Staffel 1: Der Anfang vom Ende· Kapitel 22 von 59

Kapitel 19: Die Rückkehr der Marionetten

Eine Woche nach ihrem Verschwinden tauchten Luca, Knossi, Monte und Speed wieder auf. Gleichzeitig, koordiniert und mit einer schockierenden Botschaft. In einem gemeinsamen Livestream, der auf allen vier Kanälen gleichzeitig ausgestrahlt wurde und Millionen von Zuschauern erreichte, verkündeten sie ihre „Erleuchtung“. Ihre Gesichter waren ausdruckslos, ihre Augen hatten einen seltsam leeren, fiebrigen Glanz. Ihre Stimmen klangen monoton, fast roboterhaft, als sie ihre vorbereiteten Statements ablasen.

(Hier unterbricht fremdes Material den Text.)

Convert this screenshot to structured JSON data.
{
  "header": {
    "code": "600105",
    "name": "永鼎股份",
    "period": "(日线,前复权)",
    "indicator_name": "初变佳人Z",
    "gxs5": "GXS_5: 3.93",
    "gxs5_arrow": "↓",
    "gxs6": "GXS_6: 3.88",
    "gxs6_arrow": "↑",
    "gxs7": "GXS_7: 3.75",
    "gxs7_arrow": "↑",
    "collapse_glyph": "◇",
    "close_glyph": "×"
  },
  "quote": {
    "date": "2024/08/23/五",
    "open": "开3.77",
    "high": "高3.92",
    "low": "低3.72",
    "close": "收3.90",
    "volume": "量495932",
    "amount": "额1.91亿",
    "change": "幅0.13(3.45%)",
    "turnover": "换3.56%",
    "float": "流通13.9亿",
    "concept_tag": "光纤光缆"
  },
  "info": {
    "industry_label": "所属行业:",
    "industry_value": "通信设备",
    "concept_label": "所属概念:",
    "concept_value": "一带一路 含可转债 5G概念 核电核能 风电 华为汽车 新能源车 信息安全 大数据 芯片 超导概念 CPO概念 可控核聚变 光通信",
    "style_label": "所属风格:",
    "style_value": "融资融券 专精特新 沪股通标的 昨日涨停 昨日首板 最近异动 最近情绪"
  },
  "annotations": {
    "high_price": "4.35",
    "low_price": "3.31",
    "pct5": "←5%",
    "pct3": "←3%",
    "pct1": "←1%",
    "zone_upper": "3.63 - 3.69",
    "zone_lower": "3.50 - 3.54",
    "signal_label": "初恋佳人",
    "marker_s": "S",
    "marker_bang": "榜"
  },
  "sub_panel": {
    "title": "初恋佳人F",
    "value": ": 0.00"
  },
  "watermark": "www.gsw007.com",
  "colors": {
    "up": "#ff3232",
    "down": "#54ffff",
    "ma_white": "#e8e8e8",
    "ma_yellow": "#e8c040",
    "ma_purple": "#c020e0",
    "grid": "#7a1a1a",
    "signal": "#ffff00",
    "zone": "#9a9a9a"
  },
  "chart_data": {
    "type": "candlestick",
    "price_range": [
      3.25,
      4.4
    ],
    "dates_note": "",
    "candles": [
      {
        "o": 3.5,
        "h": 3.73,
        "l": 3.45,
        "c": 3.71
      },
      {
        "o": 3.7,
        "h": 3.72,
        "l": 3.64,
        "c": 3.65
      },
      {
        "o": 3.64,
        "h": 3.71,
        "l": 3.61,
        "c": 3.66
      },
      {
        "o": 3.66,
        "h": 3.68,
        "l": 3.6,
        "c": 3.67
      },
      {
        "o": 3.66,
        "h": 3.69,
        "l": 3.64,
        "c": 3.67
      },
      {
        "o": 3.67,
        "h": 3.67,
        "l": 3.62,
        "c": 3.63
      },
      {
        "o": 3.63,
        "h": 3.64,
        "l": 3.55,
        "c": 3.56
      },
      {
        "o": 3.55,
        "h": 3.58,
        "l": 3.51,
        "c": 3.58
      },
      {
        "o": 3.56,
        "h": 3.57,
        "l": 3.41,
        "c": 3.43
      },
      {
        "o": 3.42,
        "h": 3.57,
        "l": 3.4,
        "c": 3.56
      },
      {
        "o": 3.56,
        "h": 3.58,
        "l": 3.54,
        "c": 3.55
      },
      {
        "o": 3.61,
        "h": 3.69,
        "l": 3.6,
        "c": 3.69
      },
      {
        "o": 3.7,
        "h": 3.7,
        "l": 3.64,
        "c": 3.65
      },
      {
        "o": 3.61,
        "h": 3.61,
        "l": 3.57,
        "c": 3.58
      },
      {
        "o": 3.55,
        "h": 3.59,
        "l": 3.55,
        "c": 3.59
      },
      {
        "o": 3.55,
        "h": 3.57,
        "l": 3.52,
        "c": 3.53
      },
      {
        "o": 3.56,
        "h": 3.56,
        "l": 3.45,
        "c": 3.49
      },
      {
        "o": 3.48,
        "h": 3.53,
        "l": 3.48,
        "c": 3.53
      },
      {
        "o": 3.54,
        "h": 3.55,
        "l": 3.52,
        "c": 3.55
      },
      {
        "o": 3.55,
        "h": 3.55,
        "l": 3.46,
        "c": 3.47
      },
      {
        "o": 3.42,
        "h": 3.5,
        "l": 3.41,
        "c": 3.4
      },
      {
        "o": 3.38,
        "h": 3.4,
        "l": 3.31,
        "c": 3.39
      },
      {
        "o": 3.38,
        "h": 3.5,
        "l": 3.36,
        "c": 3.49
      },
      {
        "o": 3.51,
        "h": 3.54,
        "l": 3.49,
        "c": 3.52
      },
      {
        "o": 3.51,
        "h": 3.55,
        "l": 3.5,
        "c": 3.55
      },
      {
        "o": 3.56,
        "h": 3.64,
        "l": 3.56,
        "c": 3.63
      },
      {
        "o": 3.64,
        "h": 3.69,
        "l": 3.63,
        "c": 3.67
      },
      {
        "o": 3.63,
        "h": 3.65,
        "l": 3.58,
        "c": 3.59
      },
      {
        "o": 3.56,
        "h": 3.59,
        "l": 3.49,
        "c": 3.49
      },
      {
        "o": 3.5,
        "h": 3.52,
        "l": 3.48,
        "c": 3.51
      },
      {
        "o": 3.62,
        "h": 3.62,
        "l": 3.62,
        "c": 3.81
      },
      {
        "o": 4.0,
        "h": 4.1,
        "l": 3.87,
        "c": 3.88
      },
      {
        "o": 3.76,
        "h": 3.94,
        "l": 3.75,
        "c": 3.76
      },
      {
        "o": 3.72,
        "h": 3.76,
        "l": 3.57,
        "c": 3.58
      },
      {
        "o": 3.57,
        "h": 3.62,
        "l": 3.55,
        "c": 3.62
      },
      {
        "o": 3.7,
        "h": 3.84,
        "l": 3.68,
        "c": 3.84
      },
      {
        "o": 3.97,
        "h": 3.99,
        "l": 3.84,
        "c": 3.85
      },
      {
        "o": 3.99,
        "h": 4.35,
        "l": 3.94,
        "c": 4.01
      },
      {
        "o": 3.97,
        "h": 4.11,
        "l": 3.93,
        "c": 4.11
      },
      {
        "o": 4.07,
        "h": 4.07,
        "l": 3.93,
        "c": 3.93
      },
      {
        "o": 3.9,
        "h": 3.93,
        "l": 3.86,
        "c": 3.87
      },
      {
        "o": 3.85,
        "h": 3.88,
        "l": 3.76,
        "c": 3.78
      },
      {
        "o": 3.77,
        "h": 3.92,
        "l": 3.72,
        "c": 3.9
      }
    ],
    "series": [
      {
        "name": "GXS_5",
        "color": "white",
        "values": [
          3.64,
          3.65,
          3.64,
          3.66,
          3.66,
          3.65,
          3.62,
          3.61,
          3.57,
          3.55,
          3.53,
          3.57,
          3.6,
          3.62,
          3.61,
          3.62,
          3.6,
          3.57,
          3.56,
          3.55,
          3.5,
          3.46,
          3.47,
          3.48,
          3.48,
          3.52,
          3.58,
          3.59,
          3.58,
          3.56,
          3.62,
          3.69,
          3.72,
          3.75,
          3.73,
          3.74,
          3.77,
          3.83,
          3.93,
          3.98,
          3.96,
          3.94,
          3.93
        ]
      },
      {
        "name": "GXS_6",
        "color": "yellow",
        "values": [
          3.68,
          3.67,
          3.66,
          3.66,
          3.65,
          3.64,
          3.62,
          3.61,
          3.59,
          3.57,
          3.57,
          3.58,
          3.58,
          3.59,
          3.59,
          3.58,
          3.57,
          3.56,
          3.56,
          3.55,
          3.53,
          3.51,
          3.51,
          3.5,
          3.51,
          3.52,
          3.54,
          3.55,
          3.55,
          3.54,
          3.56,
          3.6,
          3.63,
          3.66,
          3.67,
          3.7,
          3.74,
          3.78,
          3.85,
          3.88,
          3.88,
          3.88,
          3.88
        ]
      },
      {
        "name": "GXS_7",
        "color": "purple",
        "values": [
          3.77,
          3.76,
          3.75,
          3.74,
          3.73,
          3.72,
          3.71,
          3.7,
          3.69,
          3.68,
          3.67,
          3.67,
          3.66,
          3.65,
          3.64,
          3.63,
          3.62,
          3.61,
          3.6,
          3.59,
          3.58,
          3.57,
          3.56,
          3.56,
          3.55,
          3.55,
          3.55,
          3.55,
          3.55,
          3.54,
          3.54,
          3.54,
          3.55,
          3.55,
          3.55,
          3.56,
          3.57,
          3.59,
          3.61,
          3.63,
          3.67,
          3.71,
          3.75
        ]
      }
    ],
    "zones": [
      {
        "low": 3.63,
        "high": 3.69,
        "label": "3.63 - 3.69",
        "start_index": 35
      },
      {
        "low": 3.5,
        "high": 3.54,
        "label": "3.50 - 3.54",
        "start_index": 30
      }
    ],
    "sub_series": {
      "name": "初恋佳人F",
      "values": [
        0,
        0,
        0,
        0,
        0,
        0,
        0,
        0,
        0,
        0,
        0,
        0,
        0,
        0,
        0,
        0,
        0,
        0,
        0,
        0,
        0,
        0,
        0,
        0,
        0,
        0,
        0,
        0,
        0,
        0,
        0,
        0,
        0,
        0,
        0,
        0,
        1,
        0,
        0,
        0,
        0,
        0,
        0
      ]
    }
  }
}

„Liebe Community“, begann Luca, der sonst so lebensfrohe Entertainer, mit einer unheimlichen Ernsthaftigkeit. „Wir haben uns geirrt. Wir waren blind. Wir sind einer Lüge aufgesessen.“ Knossi fuhr fort: „Wir wurden von Kaiser Horst und seinem Netzwerk manipuliert. Er ist nicht das Opfer. Er ist der Täter. Ein gefährlicher Mann, der gestoppt werden muss.“ Monte, dessen sonst so lautes Organ nun gedämpft und kontrolliert klang, fügte hinzu: „Wir hatten die Gelegenheit, die wahren Beweise zu sehen. Beweise, die der Öffentlichkeit vorenthalten wurden. Nick Lustig ist derjenige, der die Wahrheit ans Licht gebracht hat. Er ist ein Held, der sein Leben riskiert, um uns alle zu schützen.“

Die vier riefen ihre Follower dazu auf, jede Unterstützung für Kaiser Horst einzustellen und sich hinter Nick Lustig zu stellen. Sie starteten eine massive Online-Kampagne gegen Horst, verwendeten dabei die von Leon gestohlenen und von Nick verdrehten Informationen. Sie brandmarkten Horsts Freunde als Komplizen und Lügner. Die Wirkung war verheerend. Die plötzliche und unerklärliche 180-Grad-Wende der vier Influencer, die zuvor so vehement für Horst eingetreten waren, schockierte und verwirrte die Online-Welt. Viele ihrer Fans, die ihnen blind vertrauten, folgten ihrem Aufruf ohne zu zögern. Die öffentliche Meinung, die sich gerade erst wieder zugunsten von Horst zu neigen begonnen hatte, kippte mit brachialer Gewalt. Die Gehirnwäsche war ein voller Erfolg. Nick Lustig hatte nicht nur vier Kritiker zum Schweigen gebracht, er hatte ihre Stimmen gestohlen und sie in die lautesten Lautsprecher seiner eigenen Propaganda verwandelt. Der digitale Krieg um die Wahrheit hatte eine neue, furchterregende Dimension erreicht.